Russia’s finance minister says it’s time to raise the pension age and restore the market-based savings program
Finance Minister Anton Siluanov says Russia urgently needs to raise its retirement age, as well as cease pensions for early retirement. “Doing so would not only reduce the burden on the budget, but most importantly it would defuse the consequences of the demographic situation we’ll face in the near future,” he explained.
Siluanov also stressed the need to preserve and continue developing the pension system’s market-based savings program. “Given the sanctions [against Russia by the West, and against the West by Russia], we need to develop our own domestic investors,” he argued. Siluanov says these private savings accounts should be reinstated in Russia’s pension system in 2016.
“We urgently need address the issue of abolishing early retirement and raising the pension age,” Siluanov said.
- Anton Siluanov, Russia’s finance minister since 2011, has repeatedly stressed the need the raise the retirement age. Each time, other officials have denied that the federal government has any plans to raise the pension age in the near future.
- In early 2015, Siluanov announced that the Finance Ministry had drafted a plan to raise the pension age to 63 for both men and women.

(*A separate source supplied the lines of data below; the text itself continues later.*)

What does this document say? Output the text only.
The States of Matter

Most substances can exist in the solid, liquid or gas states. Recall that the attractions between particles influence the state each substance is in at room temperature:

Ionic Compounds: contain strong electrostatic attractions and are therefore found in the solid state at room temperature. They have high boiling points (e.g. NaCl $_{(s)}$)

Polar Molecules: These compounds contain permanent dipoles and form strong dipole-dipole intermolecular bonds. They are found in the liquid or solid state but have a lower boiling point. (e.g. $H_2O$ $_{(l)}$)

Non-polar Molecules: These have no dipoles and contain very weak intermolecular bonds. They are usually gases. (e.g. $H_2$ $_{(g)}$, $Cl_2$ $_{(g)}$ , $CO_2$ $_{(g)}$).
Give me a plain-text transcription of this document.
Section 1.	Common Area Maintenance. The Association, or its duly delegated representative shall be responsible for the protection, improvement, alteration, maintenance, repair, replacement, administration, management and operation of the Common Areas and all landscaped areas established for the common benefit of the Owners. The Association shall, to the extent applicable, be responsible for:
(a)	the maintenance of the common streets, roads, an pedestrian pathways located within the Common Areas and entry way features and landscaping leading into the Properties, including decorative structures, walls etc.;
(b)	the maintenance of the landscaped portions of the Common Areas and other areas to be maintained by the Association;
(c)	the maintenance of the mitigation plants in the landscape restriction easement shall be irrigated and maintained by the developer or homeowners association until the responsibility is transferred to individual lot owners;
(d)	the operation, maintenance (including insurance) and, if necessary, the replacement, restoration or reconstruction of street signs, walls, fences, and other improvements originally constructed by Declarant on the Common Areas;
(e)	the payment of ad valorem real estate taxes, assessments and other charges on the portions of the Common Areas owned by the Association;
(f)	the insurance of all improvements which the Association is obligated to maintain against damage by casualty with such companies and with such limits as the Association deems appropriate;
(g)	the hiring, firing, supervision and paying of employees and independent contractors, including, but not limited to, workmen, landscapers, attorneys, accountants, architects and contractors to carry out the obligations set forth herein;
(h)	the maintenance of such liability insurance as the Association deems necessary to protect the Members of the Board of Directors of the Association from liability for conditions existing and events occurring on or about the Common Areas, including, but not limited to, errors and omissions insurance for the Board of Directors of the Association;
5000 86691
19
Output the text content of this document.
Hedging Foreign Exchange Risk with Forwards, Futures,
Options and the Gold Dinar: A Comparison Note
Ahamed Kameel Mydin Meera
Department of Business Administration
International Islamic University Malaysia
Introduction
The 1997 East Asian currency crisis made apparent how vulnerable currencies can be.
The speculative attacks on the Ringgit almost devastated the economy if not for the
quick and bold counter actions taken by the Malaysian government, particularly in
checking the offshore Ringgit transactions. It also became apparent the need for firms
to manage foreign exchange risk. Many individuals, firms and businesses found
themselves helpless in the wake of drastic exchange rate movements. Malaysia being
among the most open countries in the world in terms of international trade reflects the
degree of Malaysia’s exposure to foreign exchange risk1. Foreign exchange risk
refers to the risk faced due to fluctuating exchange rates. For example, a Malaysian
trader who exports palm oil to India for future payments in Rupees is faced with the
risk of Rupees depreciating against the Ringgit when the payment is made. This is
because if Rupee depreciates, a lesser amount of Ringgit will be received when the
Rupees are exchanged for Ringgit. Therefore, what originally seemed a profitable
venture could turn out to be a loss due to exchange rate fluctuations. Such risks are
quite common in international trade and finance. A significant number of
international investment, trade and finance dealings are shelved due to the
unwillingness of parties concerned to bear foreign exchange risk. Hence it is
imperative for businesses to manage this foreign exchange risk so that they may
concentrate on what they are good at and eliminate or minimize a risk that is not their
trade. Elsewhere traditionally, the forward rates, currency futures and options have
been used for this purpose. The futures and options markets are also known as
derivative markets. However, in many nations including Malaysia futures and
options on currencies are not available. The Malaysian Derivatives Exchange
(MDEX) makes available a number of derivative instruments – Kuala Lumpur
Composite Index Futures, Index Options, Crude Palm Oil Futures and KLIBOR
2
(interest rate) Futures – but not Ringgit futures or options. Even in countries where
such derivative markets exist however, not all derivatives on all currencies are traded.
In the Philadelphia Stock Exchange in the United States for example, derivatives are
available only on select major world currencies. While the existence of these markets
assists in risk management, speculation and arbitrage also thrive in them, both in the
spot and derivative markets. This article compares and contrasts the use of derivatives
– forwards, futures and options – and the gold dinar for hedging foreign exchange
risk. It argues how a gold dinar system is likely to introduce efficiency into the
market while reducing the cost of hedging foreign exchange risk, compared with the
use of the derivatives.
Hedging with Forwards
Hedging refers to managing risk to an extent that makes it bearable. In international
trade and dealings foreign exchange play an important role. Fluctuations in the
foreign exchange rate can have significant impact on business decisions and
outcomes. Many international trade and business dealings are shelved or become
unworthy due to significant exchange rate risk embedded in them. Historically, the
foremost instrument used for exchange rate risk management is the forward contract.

The change would be implemented gradually over the course of several years, Siluanov said.
- In 2014, Russia froze its pension system’s market-based savings program, which allowed citizens to invest 6 percent of their income-tax payments in the economy, giving individuals the chance to manage their own money (investing it in private parties vetted by the government or in the state development bank, Vnesheconombank).
- In late 2014 and early 2015, the media reported that the government is considering extending the freeze on pension savings accounts, or possibly abandoning the program altogether.